The Worshipful Society of Apothecaries of London is one of the Livery Companies of the City of London. Originally, apothecaries were members of the Grocers' Company (1345) and before this members of the Guild of Pepperers formed in London in 1180.[1] The apothecaries separated from the Grocers in 1617, when they were granted a Royal Charter, and during the rest of the 17th century its members (including Nicholas Culpeper) challenged the monopoly of the College of Physicians.
The Apothecaries Act 1815 granted the Society the power to license and regulate practitioners of medicine throughout England and Wales. The Society retained such a role as a member of the United Examining Board until 1999. Today, the Society grants diplomas in general areas such as Medical Jurisprudence, Medical History, Medical Philosophy, Forensic Medical Sciences including Forensic and Clinical Aspects of Sexual Assault, and in specialised fields such as HIV Medicine and Medical Care of Catastrophes.
The Society of Apothecaries is well-known due to its foundation of the Chelsea Physic Garden in Chelsea, London, in 1673, one of the oldest botanical gardens in Europe, and the second oldest in Britain. After Sir Hans Sloane granted the Society the use of the Manor of Chelsea, the four acre (16,000 m²) garden became the richest collection of medicinal plants in Europe, under the direction of Philip Miller. Under its seed exchange programme, originally initiated with the Leiden Botanical Garden, cotton was planted for the first time in the colony of Georgia. Jealously guarded during the tenure of the Society, in 1983 the Garden became a registered charity and was opened to the general public for the first time.
The Society is based at Apothecaries' Hall in Blackfriars. The original Hall was Cobham House, purchased in 1632. This building was destroyed in the Great Fire of London in 1666. A new Hall was built on the same site and completed in 1672 to the designs of Edward Jerman. An Elaboratory was included for the first ever large-scale manufacture of drugs. A major restoration and building programme was carried out in the 1780s. Although the Hall underwent major re-development in the 1980s, its external appearance has altered little since the late-eighteenth century. It is the oldest extant livery company hall in the City, with the first-floor structure and arrangement of the Great Hall, Court Room and Parlour remaining as re-built between 1668 and 1670.
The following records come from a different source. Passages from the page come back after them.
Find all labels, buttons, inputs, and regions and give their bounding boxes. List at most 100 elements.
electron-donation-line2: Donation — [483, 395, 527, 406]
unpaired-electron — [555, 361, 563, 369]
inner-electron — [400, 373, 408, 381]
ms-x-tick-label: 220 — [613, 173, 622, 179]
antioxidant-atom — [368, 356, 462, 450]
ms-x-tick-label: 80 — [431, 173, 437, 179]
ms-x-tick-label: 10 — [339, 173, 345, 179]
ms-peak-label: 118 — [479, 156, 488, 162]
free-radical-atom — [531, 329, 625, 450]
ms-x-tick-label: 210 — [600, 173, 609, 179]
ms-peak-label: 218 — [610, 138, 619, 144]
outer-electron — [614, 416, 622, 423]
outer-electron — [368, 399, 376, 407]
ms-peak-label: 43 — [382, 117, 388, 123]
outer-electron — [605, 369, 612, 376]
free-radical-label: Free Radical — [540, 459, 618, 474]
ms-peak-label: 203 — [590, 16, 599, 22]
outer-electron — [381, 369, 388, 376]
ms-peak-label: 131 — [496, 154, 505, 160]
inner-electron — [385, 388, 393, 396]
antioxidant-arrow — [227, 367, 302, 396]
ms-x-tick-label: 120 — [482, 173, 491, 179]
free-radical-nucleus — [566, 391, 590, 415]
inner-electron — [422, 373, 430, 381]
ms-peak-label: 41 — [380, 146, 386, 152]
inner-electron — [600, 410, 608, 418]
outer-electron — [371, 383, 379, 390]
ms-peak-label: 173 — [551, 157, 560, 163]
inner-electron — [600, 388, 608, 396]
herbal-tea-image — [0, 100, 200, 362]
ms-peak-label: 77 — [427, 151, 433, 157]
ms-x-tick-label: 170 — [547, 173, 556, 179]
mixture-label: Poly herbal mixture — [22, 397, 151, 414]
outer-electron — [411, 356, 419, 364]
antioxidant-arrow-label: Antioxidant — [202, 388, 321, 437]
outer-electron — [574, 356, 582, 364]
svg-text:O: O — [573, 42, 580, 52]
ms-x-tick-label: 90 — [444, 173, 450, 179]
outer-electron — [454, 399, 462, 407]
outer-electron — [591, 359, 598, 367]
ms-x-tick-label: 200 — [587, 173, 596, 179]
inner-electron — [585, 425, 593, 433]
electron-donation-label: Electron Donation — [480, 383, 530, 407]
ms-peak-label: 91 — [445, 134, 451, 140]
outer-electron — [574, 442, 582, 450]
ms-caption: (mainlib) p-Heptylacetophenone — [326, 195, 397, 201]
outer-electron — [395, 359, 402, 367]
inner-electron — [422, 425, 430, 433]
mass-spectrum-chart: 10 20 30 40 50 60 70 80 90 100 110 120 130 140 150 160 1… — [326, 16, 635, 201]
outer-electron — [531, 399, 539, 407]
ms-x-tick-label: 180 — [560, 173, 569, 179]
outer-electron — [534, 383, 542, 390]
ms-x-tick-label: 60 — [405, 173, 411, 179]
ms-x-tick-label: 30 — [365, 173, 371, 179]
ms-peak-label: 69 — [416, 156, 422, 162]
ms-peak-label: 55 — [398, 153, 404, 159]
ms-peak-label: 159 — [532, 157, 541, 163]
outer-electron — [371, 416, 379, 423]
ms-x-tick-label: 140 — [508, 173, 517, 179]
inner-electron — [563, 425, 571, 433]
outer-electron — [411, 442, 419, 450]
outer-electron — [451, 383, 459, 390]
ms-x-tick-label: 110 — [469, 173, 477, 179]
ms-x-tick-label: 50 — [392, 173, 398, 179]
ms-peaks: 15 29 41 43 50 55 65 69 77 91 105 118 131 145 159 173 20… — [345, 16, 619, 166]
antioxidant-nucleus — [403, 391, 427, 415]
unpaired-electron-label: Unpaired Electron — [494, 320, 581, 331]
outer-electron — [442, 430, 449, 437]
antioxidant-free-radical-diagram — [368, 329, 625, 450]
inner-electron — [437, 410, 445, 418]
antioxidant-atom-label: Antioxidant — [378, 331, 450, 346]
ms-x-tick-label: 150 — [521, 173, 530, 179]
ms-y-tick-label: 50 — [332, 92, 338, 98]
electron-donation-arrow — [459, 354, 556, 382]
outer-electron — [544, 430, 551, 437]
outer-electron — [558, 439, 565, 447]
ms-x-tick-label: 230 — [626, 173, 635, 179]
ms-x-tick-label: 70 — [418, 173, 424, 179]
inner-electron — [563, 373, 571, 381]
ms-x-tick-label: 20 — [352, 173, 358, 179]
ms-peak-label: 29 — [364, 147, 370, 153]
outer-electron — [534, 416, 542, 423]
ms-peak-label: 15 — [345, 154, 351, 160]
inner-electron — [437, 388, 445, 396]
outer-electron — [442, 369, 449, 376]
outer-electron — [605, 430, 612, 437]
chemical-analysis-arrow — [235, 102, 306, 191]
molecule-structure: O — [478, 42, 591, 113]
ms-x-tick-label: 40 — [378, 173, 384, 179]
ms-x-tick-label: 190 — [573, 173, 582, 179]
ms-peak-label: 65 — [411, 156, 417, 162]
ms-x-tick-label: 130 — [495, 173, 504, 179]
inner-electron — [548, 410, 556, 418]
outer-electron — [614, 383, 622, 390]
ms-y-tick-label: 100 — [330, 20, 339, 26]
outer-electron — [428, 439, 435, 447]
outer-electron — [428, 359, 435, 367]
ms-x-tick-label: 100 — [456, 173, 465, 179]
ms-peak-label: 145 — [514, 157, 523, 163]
The Society, which is the largest of the Livery Companies, is the fifty-eighth in the order of precedence for Livery Companies. Its motto is Opiferque Per Orbem Dicor, a Latin reference to the Greek deity Apollo, meaning I Am Called a Bringer of Help Throughout the World.
Notable people who qualified in medicine as a Licentiate of the Society of Apothecaries (LSA) include John Keats, Elizabeth Garrett Anderson, who thereby became the first woman to gain a medical qualification in the UK, and Ronald Ross.
The Society is a member of the London Museums of Health & Medicine.
The Society includes (in ascending rank) apprentices (not technically members of the Society), yeomen, liverymen (in two classes, couchant and guardant), officers (the "Court" or "Assistants"), two Wardens and the Master. Liverymen are "clothed" upon attaining that rank (modernly with a solicitor's-type black robe). Those more senior have traditional blue and cream-coloured costumes, with the bedel's being decorated with minature hanging rosettes. However, the Society's only truly academical dress was a blue, lambskin-trimmed robe with an epitoge, being for the Mastery of Midwifery (this examination ceased in 1963; Trans Burgon Soc 2008; vol.8, 81-90).